Embryonic Stem Cells give rise to neuron prestricted precursors and glial restricted precursors (GRPs).  GRP’s can make either GDA Bmp or GDA gp130’s

The BMP’s have low inhibitor levels, they’re high in growth factors, and highly supportive of axon growth.  The gp130’s are the exact opposite.

So, where do you get grp cells?  From esc’s, unless you can genetically engineer the adult stem cell . . .a process that is not done yet.

So when you transplant the gdabmp’s what happens?  A ton of cells migrate into the margin of the injury and they align themselves very neatly — the opposite of what happens normally, where cells are all mixed up and helter skelter. They actually measured the misalignment between axons as about 59 degrees without the astrocyte gdabmp and 11 degrees with it.
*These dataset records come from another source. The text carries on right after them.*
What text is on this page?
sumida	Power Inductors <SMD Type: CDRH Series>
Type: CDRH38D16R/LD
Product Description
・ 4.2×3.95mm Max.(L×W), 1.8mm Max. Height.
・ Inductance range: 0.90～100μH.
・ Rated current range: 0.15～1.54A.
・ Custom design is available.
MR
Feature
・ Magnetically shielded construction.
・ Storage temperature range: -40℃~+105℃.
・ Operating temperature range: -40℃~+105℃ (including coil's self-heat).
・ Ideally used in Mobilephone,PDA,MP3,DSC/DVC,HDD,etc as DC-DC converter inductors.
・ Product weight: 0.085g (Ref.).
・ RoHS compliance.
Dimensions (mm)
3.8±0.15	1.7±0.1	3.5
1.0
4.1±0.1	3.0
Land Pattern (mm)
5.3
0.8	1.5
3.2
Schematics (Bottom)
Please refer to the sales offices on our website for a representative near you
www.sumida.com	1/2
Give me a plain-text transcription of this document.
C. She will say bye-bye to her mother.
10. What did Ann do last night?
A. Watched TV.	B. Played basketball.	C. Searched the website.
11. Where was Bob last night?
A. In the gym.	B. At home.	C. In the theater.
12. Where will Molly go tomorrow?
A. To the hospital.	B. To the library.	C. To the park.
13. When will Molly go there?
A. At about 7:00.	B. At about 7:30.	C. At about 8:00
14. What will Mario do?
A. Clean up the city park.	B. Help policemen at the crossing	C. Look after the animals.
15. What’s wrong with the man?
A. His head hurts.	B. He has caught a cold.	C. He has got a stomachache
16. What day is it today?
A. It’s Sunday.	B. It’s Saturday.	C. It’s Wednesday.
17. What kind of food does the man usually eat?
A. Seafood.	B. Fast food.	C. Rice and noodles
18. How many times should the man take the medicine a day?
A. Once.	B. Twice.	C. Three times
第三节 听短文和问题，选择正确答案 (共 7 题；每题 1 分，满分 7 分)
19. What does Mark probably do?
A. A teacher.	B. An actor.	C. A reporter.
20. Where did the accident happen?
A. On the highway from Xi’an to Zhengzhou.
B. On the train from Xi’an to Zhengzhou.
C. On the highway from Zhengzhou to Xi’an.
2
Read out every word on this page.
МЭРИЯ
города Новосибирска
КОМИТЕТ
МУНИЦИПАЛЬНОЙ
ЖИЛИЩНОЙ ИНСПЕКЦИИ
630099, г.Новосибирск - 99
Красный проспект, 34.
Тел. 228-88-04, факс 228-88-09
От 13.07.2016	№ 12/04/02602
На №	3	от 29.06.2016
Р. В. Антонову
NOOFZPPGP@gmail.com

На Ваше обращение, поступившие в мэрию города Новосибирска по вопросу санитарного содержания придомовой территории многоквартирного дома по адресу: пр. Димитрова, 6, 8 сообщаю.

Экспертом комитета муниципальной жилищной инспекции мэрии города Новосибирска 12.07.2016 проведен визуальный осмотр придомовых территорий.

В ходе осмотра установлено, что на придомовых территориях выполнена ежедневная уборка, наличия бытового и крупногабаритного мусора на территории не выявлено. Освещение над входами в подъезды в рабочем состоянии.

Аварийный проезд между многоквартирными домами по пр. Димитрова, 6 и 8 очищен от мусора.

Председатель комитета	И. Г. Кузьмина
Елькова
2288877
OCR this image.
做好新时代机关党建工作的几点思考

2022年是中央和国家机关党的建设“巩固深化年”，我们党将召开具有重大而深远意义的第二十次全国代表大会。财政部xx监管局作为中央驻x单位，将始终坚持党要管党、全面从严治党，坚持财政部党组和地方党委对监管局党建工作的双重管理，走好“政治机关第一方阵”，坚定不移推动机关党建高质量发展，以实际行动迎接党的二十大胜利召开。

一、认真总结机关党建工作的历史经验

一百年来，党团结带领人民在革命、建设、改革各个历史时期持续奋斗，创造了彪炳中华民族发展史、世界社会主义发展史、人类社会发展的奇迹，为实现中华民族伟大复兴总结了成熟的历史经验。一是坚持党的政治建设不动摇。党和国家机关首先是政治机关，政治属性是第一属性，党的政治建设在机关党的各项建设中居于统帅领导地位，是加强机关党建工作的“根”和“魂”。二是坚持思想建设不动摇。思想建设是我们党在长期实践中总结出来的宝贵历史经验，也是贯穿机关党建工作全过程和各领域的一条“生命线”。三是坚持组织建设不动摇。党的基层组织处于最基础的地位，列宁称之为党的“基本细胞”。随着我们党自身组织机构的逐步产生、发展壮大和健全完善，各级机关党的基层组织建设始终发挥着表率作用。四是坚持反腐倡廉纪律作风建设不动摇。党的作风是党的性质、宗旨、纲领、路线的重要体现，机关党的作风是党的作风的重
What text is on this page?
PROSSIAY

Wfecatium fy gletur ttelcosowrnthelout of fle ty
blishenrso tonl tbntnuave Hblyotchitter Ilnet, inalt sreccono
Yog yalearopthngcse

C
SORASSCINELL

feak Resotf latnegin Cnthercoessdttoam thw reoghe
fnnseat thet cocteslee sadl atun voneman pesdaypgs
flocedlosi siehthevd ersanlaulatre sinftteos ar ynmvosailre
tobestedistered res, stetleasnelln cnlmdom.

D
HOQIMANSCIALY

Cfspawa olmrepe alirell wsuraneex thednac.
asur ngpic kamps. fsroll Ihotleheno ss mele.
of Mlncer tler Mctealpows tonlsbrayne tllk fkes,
These are the same slides we saw last year, and they still knock me out. All this was published in the Journal of Biology last year, after Dr. Davies was good enough to share it with us.  So what about functional recovery? The rats that got the good astrocytes are at almost full recovery — and the ones that got the bad ones get nada.

Neuropathic Pain . . . (sometimes called allodynia) can be made WORSE by implanting “naive” neural stem cells.  They turned into grp’s, then the bad kind of astrocytes, and pain was the result.  So they tested gdabmp, gdagp130, and grp’s — the rats that got the bmp’s were like normal rats, but the others were in serious pain–so serious that they had to stop the experiment ahead of time.

This is a major reason for people to hold off on the idea of getting any kind of undifferentiated stem cell injection to get recovery.  It’s not unlikely that the result will be more neuropathic pain.

Bottom line: the bmp astrocytes are all gain and no pain. I like that combination.